Finite Intersections of Open Balls contain Open Balls about each point
# Statement
Let $(M, d)$ be a Metric Space. Let $n \in \mathbb{N}$, $(x_{i}){i=1}^{n} \subset M$, and $(\epsilon{i}){i=1}^{n} \subset [0, \infty)$. Then for each $y \in \bigcap\limits{i \in [n]} B_{\epsilon_{i}}(x_{i})$, there exists $\zeta > 0$ so that $$B_{\zeta}(y) \subset \bigcap\limits_{i \in [n]} B_{\epsilon_{i}}(x_{i})$$
# Proof
We first show for two Open Balls, then extend by Induction.

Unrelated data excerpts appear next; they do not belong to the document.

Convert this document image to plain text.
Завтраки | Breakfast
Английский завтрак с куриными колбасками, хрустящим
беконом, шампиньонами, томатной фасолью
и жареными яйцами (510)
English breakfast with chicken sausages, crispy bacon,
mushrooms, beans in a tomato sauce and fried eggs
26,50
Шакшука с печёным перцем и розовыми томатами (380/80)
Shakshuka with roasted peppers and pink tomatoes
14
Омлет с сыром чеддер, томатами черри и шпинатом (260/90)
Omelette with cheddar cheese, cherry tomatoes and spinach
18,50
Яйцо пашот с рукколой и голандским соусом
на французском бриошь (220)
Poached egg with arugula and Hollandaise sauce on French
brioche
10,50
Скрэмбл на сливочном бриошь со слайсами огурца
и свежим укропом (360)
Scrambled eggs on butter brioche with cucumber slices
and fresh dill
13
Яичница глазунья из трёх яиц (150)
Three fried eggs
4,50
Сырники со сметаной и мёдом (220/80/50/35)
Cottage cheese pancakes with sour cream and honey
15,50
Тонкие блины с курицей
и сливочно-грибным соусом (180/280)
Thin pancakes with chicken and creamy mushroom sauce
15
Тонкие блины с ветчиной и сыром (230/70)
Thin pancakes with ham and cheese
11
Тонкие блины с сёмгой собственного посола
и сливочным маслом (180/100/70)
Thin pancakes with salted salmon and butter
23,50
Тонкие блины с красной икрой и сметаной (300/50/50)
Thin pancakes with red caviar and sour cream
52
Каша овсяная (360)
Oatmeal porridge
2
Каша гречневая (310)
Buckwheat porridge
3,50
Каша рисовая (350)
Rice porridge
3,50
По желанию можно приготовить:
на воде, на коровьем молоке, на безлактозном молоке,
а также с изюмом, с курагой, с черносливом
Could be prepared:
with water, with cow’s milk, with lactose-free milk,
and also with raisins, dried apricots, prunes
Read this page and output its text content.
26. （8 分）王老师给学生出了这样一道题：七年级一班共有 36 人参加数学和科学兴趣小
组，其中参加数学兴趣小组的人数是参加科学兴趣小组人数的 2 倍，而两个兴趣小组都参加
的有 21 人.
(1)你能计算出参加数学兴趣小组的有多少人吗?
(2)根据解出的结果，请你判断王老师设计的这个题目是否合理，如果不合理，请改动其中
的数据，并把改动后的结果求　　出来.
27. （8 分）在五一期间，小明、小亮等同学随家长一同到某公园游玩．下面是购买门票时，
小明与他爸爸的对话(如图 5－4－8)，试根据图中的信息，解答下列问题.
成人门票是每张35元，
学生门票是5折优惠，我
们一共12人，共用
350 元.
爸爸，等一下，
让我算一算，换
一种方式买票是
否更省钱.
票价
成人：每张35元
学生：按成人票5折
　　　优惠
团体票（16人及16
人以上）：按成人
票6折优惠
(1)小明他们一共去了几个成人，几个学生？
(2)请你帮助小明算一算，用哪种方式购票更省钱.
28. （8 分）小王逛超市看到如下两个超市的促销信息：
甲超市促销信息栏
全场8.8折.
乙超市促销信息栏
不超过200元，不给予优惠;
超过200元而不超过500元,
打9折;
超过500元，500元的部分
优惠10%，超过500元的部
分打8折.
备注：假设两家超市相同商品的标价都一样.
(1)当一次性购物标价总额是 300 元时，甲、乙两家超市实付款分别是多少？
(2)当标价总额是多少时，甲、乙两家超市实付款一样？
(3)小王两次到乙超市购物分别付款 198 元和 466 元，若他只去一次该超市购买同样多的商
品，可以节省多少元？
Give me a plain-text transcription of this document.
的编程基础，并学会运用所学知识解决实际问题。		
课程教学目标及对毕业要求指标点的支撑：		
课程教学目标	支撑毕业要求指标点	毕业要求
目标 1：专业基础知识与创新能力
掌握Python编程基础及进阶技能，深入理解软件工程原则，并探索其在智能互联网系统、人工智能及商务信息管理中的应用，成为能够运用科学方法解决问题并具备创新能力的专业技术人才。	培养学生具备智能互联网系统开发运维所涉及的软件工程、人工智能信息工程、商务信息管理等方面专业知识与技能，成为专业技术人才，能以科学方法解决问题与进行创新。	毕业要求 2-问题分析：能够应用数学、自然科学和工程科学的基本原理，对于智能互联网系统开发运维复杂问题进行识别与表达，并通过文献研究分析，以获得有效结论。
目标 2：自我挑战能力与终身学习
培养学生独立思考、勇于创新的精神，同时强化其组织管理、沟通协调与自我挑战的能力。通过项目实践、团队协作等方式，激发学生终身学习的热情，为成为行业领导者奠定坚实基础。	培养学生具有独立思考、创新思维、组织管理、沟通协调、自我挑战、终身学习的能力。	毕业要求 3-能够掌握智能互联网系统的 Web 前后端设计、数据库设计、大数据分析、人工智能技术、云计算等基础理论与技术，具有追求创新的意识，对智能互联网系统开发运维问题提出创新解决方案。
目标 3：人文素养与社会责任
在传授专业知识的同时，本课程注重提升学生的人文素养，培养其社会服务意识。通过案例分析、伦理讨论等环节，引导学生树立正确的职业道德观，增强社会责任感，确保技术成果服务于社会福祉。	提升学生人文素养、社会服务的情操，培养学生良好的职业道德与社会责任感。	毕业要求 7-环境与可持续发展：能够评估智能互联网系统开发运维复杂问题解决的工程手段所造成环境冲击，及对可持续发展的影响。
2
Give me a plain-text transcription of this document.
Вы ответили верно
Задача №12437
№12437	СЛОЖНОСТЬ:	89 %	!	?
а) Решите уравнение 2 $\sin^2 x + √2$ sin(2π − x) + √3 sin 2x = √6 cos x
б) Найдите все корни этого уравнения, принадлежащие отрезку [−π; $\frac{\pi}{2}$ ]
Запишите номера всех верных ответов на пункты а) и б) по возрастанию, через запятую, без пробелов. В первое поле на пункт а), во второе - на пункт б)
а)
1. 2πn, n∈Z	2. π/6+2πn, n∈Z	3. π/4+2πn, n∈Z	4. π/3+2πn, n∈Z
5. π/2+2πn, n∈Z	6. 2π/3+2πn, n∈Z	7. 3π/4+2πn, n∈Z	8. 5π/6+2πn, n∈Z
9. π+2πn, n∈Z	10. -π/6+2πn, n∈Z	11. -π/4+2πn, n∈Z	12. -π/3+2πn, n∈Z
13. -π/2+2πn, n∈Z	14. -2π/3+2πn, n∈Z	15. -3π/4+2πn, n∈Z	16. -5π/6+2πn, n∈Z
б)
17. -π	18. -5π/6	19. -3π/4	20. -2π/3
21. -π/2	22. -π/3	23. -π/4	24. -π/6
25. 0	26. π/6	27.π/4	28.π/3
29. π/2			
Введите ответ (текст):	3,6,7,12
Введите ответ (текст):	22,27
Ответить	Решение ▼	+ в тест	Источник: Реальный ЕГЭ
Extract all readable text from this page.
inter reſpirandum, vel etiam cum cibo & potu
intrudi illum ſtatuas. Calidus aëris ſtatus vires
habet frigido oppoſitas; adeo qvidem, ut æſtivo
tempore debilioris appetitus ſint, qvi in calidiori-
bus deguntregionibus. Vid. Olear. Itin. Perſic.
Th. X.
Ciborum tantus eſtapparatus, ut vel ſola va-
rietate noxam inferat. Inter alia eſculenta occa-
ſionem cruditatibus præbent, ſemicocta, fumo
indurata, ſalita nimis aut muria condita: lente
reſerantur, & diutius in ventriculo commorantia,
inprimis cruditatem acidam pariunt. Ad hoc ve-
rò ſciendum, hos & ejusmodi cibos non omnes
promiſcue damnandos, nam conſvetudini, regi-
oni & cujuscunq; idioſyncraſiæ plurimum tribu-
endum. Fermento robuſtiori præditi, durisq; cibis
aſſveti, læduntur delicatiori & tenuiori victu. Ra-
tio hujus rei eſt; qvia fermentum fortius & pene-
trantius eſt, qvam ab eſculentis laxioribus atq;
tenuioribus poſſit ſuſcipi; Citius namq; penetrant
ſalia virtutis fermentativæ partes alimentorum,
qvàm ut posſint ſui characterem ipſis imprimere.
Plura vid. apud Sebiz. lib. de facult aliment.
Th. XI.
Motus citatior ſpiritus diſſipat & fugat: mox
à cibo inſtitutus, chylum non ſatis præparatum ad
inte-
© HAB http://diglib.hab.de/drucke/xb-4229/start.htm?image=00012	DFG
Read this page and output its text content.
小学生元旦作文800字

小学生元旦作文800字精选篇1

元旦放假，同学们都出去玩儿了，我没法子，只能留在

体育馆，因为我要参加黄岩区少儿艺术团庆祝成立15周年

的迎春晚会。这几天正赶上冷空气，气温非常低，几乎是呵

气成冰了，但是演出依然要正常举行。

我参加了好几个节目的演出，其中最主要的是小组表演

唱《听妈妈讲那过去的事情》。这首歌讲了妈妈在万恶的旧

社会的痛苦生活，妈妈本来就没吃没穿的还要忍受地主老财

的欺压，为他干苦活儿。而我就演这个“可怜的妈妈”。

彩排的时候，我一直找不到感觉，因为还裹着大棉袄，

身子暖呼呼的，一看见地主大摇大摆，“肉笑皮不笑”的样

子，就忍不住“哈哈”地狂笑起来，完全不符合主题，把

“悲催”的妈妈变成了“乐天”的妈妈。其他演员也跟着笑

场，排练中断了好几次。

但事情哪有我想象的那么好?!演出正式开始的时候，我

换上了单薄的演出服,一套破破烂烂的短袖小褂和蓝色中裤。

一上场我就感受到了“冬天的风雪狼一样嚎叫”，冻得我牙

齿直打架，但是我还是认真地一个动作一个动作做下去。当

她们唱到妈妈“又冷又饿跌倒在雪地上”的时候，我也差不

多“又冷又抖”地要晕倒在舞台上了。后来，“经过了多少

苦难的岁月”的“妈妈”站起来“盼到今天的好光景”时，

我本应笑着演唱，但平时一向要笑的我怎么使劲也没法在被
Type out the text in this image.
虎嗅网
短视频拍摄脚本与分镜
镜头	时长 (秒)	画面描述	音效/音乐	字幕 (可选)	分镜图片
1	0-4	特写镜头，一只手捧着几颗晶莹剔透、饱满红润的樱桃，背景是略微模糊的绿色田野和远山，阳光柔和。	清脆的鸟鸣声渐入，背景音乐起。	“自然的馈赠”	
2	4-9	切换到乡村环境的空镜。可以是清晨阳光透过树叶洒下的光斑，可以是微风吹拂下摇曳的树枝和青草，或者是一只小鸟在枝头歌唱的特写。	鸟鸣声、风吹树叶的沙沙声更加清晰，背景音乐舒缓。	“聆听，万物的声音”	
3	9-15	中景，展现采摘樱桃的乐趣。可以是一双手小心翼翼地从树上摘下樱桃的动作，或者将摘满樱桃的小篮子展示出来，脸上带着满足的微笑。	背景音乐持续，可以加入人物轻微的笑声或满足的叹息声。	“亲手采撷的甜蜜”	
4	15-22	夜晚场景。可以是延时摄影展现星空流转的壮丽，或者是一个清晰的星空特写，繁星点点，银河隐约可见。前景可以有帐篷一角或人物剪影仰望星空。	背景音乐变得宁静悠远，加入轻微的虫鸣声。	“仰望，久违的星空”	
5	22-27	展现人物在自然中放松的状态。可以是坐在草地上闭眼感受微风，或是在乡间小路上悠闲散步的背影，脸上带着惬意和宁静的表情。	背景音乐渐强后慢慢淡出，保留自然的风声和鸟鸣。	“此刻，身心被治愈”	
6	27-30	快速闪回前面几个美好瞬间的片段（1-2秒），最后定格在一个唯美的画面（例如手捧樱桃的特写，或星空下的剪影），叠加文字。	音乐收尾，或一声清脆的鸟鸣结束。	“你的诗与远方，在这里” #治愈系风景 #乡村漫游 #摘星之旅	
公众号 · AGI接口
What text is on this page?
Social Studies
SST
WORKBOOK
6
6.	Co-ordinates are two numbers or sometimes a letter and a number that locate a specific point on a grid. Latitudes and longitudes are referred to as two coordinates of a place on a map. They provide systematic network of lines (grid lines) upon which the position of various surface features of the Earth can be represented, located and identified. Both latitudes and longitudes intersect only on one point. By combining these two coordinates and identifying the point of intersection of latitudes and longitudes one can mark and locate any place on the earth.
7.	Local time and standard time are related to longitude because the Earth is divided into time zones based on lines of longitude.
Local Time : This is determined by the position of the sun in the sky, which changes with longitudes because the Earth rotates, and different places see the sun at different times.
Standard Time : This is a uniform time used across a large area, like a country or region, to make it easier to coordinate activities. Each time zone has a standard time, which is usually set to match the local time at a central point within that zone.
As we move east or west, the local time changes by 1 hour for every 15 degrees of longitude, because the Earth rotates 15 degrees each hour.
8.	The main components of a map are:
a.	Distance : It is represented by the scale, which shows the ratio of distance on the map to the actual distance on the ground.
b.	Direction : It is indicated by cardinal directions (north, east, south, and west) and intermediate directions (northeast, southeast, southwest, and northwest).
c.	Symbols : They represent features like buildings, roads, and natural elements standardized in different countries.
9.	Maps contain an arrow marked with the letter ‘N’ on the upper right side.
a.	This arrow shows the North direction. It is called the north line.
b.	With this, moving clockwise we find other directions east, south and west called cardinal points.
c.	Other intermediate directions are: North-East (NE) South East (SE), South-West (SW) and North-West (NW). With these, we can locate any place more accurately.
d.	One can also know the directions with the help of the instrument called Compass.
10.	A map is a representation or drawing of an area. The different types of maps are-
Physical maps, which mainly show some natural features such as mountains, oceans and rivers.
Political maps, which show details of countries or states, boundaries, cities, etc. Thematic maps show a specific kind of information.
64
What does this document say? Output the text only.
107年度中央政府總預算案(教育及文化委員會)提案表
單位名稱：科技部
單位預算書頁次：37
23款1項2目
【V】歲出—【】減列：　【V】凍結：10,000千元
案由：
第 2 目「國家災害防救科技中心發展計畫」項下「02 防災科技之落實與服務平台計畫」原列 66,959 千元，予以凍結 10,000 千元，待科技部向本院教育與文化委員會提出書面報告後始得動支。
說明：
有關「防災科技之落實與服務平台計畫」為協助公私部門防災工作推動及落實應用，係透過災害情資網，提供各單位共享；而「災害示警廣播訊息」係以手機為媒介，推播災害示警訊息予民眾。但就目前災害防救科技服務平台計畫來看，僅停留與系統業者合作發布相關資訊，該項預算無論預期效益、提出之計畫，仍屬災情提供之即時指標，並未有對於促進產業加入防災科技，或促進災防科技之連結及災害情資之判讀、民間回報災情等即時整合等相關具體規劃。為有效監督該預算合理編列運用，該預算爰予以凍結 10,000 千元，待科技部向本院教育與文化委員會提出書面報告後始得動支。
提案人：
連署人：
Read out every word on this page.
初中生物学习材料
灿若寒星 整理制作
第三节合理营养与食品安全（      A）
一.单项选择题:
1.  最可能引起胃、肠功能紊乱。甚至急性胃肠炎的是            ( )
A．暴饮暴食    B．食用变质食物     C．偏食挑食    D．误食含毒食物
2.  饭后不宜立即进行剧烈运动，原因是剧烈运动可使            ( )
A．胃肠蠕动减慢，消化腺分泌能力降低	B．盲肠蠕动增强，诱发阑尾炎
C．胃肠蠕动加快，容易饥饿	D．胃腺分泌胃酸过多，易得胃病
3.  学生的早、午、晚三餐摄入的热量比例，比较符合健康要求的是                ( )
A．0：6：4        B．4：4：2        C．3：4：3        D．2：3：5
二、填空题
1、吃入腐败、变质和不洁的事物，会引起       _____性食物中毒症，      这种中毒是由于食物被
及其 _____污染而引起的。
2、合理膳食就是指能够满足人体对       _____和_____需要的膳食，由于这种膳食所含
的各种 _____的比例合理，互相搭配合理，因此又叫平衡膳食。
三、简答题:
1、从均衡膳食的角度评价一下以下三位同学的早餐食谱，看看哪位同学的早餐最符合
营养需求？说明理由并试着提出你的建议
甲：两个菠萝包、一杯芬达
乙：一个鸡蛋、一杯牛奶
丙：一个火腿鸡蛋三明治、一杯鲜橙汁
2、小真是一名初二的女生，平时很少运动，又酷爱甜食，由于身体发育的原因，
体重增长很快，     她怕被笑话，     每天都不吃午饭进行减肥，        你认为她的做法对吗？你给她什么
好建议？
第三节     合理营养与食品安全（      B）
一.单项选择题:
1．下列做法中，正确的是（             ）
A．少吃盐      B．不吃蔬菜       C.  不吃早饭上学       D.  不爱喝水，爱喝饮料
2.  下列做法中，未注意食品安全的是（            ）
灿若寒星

Let $x, y \in M$ and let $\epsilon, \delta > 0$. Suppose $z \in B_\epsilon(x) \cap B_{\delta}(y)$. Then $d(x, z) < \epsilon$ and $d(y, z) < \delta$. Let $\zeta = \min(\epsilon - d(x, z), \delta - d(y, z))$. Then, if $w \in B_{\zeta}(z)$ then: $$\begin{align*} d(w, x) &\leq d(x, z) + d(z, w)\\ &< d(x, z) + \zeta\\ &\leq d(x, z) + \epsilon - d(x, z)\\ &=\epsilon \end{align*}$$ and $$\begin{align*} d(w, y) &\leq d(y, z) + d(z, w)\\ &< d(y, z) + \zeta\\ &\leq d(y, z) + \delta - d(y, z)\\ &=\delta \end{align*}$$ Thus $w \in B_{\epsilon}(x) \cap B_{\delta}(y)$ and $B_{\zeta}(z) \subset B_{\epsilon}(x) \cap B_{\delta}(y)$.
TODO make this more rigorous Given $n$ Open Balls and a point in their Set Intersection, we can get an Open Ball around it that is contained in the first $n-1$ Open Balls. Then we apply our argument above to find a smaller ball within its intersection with ball $n$. $\blacksquare$